Derrière les coupes, un projet politique

de: Guy Zurkinden, rédacteur «Services Publics»

«Karin Keller-Sutter en mère la rigueur» («Tribune de Genève», 16 février 2023). Sous l’impulsion de la nouvelle ministre des Finances, le Conseil fédéral serre la ceinture. En 2024, 2025 et 2026, tous les départements devront réduire leurs dépenses de 2%. Le personnel fédéral ne sera pas épargné.

Claudio Schwarz, Unsplash

En parallèle, Karin Keller-Sutter (KKS) refuse le financement fédéral nécessaire pour pérenniser les mesures de soutien à l’accueil extra-familial. Cerise sur le gâteau, la conseillère fédérale libérale-radicale veut économiser 100 millions de francs en coupant dans les rentes de veuves.

Pour justifier ces tours de vis, l’ancienne membre du comité de l’Union patronale suisse invoque une «situation financière délicate». C’est de la poudre aux yeux. Certes, l’exercice 2022 s’est soldé sur un déficit. Mais entre 2003 et 2019, les finances fédérales ont réalisé des milliards d’excédents, systématiquement utilisés pour rembourser la dette.

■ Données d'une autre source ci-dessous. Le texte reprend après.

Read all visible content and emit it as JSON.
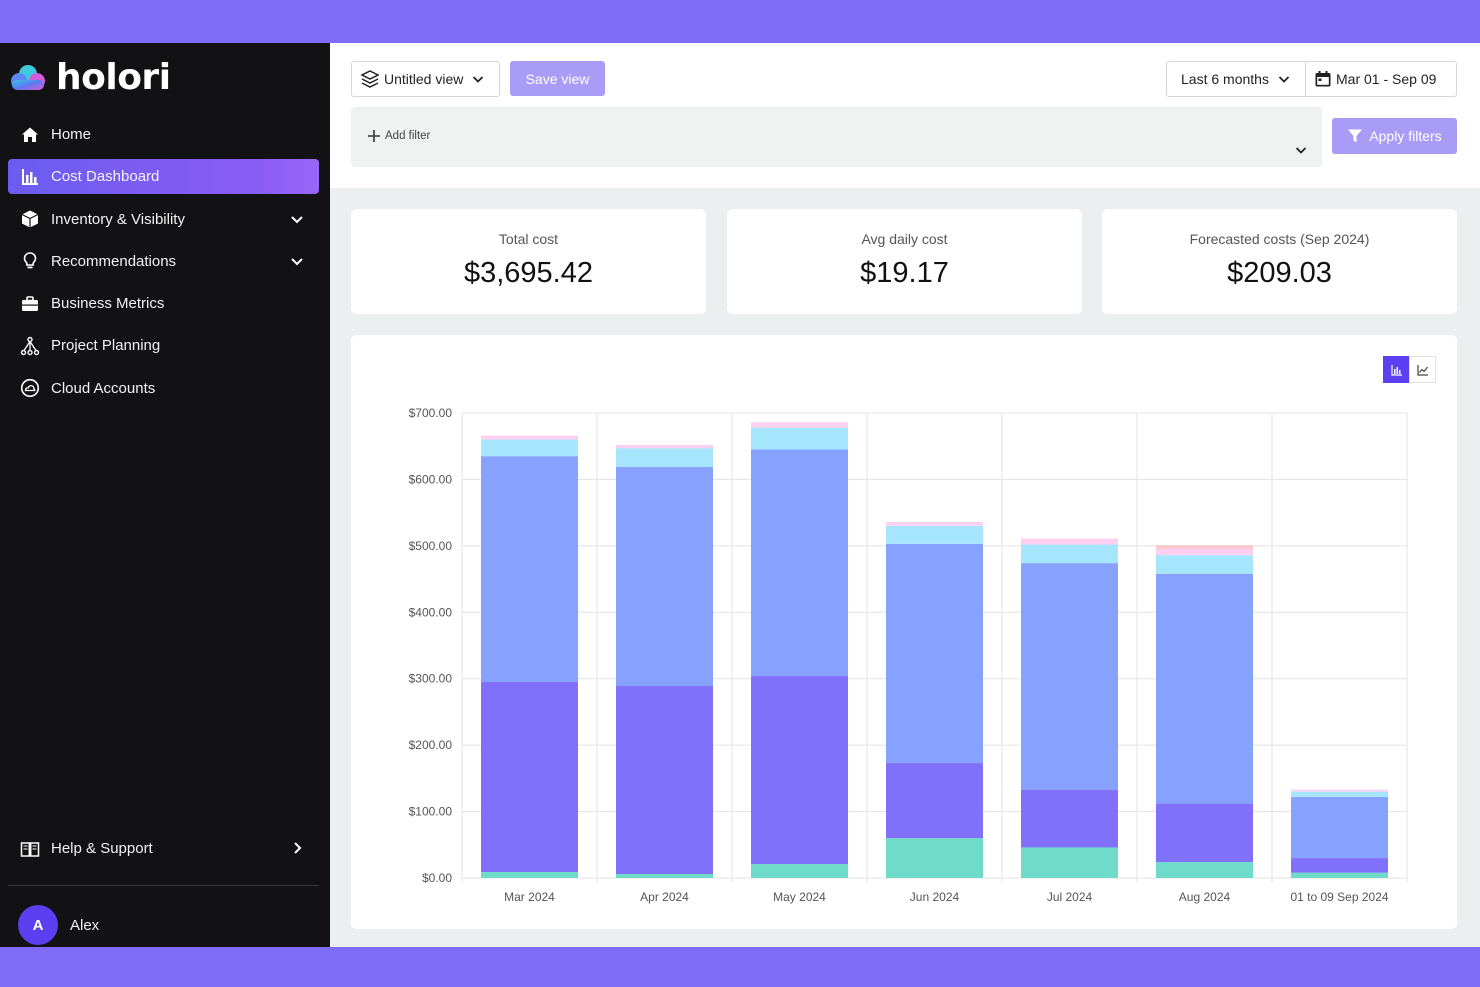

Conséquence: la Confédération a aujourd’hui un taux d’endettement exceptionnellement bas en comparaison internationale, qui continue de baisser. «Les finances publiques suisses sont en bonne santé à tous égards, et elles le resteront après la crise actuelle», résume le réputé institut de conjoncture de l’EPFZ. La situation pourrait encore s’améliorer avec une légère taxation supplémentaire du pactole aux mains des plus riches du pays.

Ce n’est pas la voie choisie par le Conseil fédéral. Au contraire. Si l’exécutif coupe d’une main dans les dépenses répondant aux besoins de la majorité, il multiplie de l’autre les largesses destinées aux plus aisé-e-s.

KKS a ainsi renoncé à 600 millions de recettes fiscales en 2023, en refusant de reporter la suppression des droits de douane sur les produits industriels – une mesure qui profitera notamment aux grands importateurs de véhicules.

En parallèle, le Conseil fédéral propose un cadeau fiscal taillé sur mesure pour les armateurs et les sociétés de négoce, la «taxe au tonnage». Le géant maritime MSC et le roi du charbon Glencore applaudissent. Les caisses publiques, elles, perdront des millions dans l’opération.

Enfin, le Conseil fédéral augmentera le budget de l’armée de 600 millions entre 2021 et 2024 – une croissance qui se poursuivra jusqu’en 2035. En plus de satisfaire les partis de droite, cette décision fera le beurre d’une partie de l’industrie des machines – dont le principal représentant, Stefan Brupbacher, siège au comité d’Alliance Sécurité Suisse, un des principaux lobbys pro-militaires du pays.

Les projets fiscaux et budgétaires de KKS et de ses collègues du Conseil fédéral n’ont pas pour objectif de résoudre des «difficultés financières». Ils sont l’expression d’un projet politique visant à garantir les profits des principaux groupes capitalistes basés en Suisse, dans le cadre d’une concurrence internationale exacerbée.

Pour le monde du travail, ce projet se traduit par une succession de reculs sociaux. Ces régressions touchent de plein fouet les travailleuses les plus précaires, comme le montrent la récente élévation de l’âge de la retraite des femmes ou l’attaque contre les rentes de veuves.

Les mobilisations féministes et syndicales du 8 mars et du 14 juin prochains seront des étapes importantes de notre lutte contre ce projet antisocial.